The next morning the 10th regiment marched to the Burlington Military Hospital, where they were granted a six-day leave. When their leave was over, they reassembled for one last time, received the pay they were due, and went on home as civilians.
David Whitney, however, did not return home immediately. On June 22, the date that part of his regiment left for Vermont, David was transferred for administrative purposes to the 5th Vermont Regiment. There were two reasons why he could not yet end his military service. First, he had signed an agreement for a 3-year enlistment on December 26, 1863 and thus did not qualify for mustering out with the 10th Regiment. Second, David was still recovering from his combat wound and needed to be carried on some unit's roster in order to qualify for treatment in a military hospital.
On June 29, the 5th Regiment was mustered out, but David still hadn't received his walking papers.

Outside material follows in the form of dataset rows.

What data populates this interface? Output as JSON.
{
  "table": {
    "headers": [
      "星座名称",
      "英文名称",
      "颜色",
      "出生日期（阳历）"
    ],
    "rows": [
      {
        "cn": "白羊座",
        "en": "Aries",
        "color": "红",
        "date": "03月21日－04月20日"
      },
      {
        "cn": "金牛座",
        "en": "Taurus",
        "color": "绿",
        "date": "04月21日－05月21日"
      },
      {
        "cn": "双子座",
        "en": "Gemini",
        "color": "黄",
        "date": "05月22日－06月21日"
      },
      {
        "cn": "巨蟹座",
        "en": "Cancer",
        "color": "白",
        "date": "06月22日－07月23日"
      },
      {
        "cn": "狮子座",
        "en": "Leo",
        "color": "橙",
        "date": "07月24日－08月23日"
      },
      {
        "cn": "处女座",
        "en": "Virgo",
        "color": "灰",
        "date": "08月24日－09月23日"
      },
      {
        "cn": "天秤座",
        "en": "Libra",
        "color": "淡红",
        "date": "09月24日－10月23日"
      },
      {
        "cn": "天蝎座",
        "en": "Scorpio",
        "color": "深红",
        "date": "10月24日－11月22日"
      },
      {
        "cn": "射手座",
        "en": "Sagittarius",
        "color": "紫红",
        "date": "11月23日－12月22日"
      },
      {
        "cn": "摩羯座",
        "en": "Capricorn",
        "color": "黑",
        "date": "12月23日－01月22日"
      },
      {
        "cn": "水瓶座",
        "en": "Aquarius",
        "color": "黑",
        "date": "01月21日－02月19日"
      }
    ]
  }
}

When he was deemed recovered, when he was actually discharged, and when he arrived home is not recorded. But it is highly unlikely that he experienced the robust civic welcome that his 10th Regiment comrades received on their return.
The Civil War with its cruel and bloody battles is one of the most unfortunate periods of American history. Men who shared a common heritage and might be friends outside the battlefield had to face off against each other and kill or be killed in the name of competing and contradictory causes. In his two terms of enlistment David Whitney not only survived to the bitter end, as his brother had not, but contributed greatly to the Union cause of not allowing the United States to be disassembled for highly factional purposes.

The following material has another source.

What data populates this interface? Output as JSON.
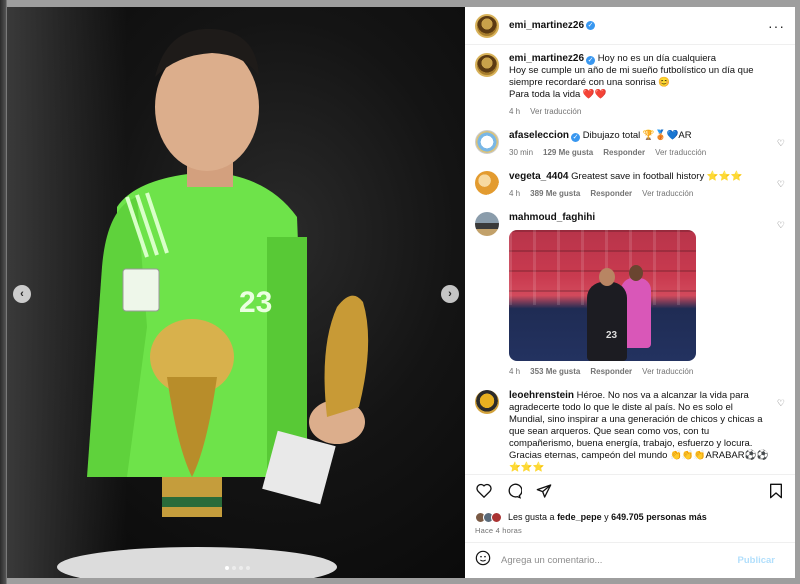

Since July 4, 1863, when West Virginia was admitted to the United States, after that portion of Virginia had separated itself from the state of Virginia, Union military units had flown the 35-star flag symbolizing the total union of states, including those that had seceded in an attempt to form a separate country. When David Whitney was finally discharged from military service, he could proudly say that that flag still symbolized his native country now reunited in its national totality.